All of Google’s services communicate using a Remote Procedure Call (RPC) infra‐ structure named Stubby; an open source version, gRPC, is available. Often, an RPC call is made even when a call to a subroutine in the local program needs to be per‐ formed. [1]

Und ich behaupte es ist fast ein ungeschriebenes Gesetz in der IT: Wenn google was im großen Stil macht, passt es meistens. Ich erspare mir mit RPC viele Network Hops.

Fazit: Problem erkennen, Werkzeug suchen, umsetzen.

Zweite Station Kafka

Bei Kafka spricht man von einer „distributed commit log” (bzw. „distributing streaming platform“). Nachrichten werden zuverlässig in einer Log gespeichert. Kafka gruppiert Nachrichten in sogenannten Topics, welche wiederrum in Partitions unterteilt werden.

kafka.apache.org

Partitions können auf unterschiedlichen physikalischen Hosts liegen und erlauben daher eine gute Skalierung. Partitions werden mit Hilfe von Consumer Groups gelesen:

conduktor

Wichtig ist dabei, dass innerhalb einer Consumer Group eine Partition nur von einem Consumer gelesen werden kann. Stirbt ein Consumer, so übernimmt ein anderer seine Arbeit („Rebalance“). Um alle Nachrichten zu bekommen, würde man pro Applikation eine Consumer-Group machen.

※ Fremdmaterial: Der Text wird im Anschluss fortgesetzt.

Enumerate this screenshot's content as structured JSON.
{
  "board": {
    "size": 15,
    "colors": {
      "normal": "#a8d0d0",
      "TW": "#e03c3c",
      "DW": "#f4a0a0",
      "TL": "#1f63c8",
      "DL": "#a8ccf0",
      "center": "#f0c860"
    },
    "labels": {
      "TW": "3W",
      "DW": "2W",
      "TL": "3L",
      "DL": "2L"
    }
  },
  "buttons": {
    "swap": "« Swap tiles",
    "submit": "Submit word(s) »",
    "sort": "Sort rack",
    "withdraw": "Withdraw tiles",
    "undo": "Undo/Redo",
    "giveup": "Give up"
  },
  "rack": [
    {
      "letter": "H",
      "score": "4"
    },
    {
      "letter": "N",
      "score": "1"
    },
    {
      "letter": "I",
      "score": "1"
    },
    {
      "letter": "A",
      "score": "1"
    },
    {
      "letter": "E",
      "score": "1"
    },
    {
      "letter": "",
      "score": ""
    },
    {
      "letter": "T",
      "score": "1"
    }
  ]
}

Zusammengefasst: Producer hängen Nachrichten immer ans Ende der Commit-Log an – Consumer können Nachrichten von einer beliebigen Stelle weg lesen (ein großer Unterschied zu RabbitMQ – hier kann ich schwer wieder von vorne anfangen) – die Nachrichten verschwinden nicht, wenn sie gelesen wurden. Es können viele Consumer parallel die Message-Log lesen, ohne sich gegenseitig zu beeinflussen. Kafka funktioniert extrem performant, da es Linux Features wie den System-Call „sendfile“ nutzt, mit dem ein Pagecache schnell an einen Socket geschickt werden kann. Consumer können ihr letztes Offset auch in Kafka speichern. Somit können sie bei einem Absturz an der letzten Stelle weitermachen.

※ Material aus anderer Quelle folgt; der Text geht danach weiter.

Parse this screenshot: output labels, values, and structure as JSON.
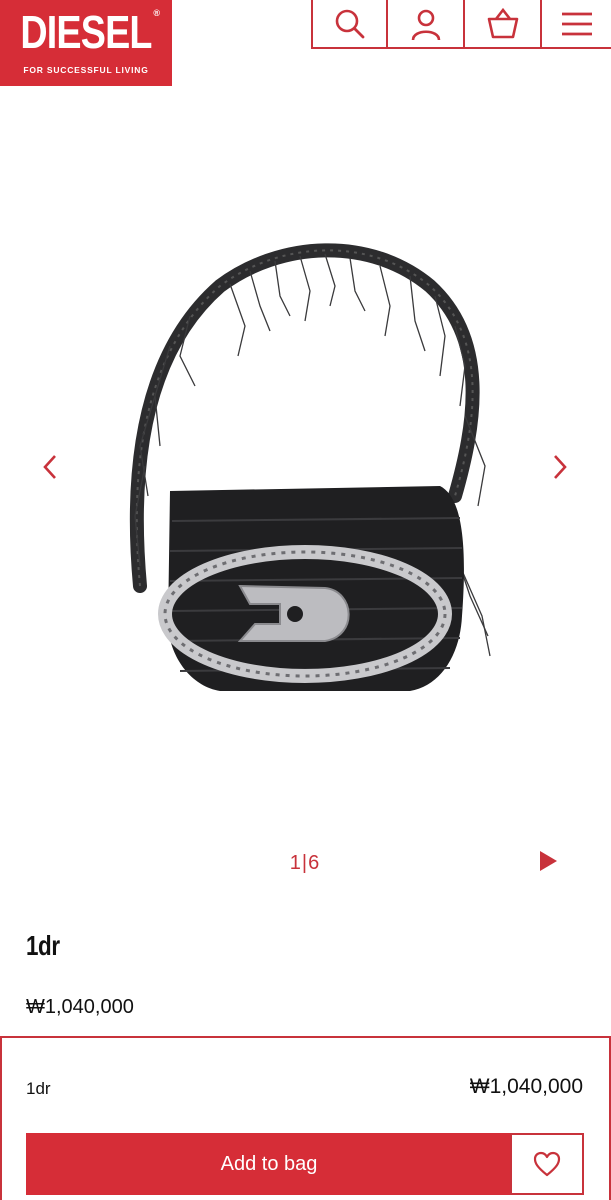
{
  "header": {
    "logo_text": "DIESEL",
    "logo_registered": "®",
    "logo_tagline": "FOR SUCCESSFUL LIVING",
    "icons": [
      "search-icon",
      "account-icon",
      "basket-icon",
      "menu-icon"
    ]
  },
  "gallery": {
    "current": "1",
    "separator": "|",
    "total": "6"
  },
  "product": {
    "name": "1dr",
    "price": "₩1,040,000"
  },
  "buy_panel": {
    "name": "1dr",
    "price": "₩1,040,000",
    "add_to_bag_label": "Add to bag"
  },
  "colors": {
    "brand_red": "#d62d37",
    "border_red": "#c8323b"
  }
}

Auch stellt sich natürlich die Frage, wie lange die Nachrichten tatsächlich in der Log bleiben – weil sonst läuft sie ja irgendwann über. Es gibt zwei Strategien:

  • Retention: Hier kann man sagen, dass Nachrichten e.g. für 7 Tage verfügbar sein sollen oder ein Topic maximal 1 GB haben darf.
  • Log Compaction: Man kann jeder Message einen Key angeben. Log Compaction entfernt periodisch alte Werte des Keys – d.h. es ist immer garantiert, dass der letzte Wert des Keys verfügbar ist. Sehr interessant für Event-Sourcing.

Kafka Clients pollen den Broker und holen sich dann gleich mehrere Nachrichten – das ist sehr performant (ist alles bis ins letzte Detail kfonigurierbar).

Was ich nicht so toll fand ist, dass es keinen nativen C# Client gibt – es ist nur ein Wrapper um den C-Client. Auch hat er nicht die neuesten Features wie e.g. Stream-Processing. D.h. man kommt wohl schwer um den Referenz Client „Java“ herum. Ebenfalls muss man sich mit Zookeeper auseinandersetzen. Es gibt Docker Images, welche beides für einen „übernehmen“ – trotzdem rennt ein anderes Service mit.

Kafka hat viele Einsatzgebiete – aber die interessantesten sind sicher: das verteilen von Datenbank Änderungen und Stream Processing.

Fazit: Kafka und RabbitMQ aber auch RPC ergänzen sich und haben unterschiedliche Einsatzgebiete. Sich auf ein Tool zu versteifen finde ich persönlich falsch.

[1] Beyer, B., Jones, C., Petoff, J., & Murphy, N. R. (2016). Site Reliability Engineering: How Google Runs Production Systems. " O’Reilly Media, Inc.".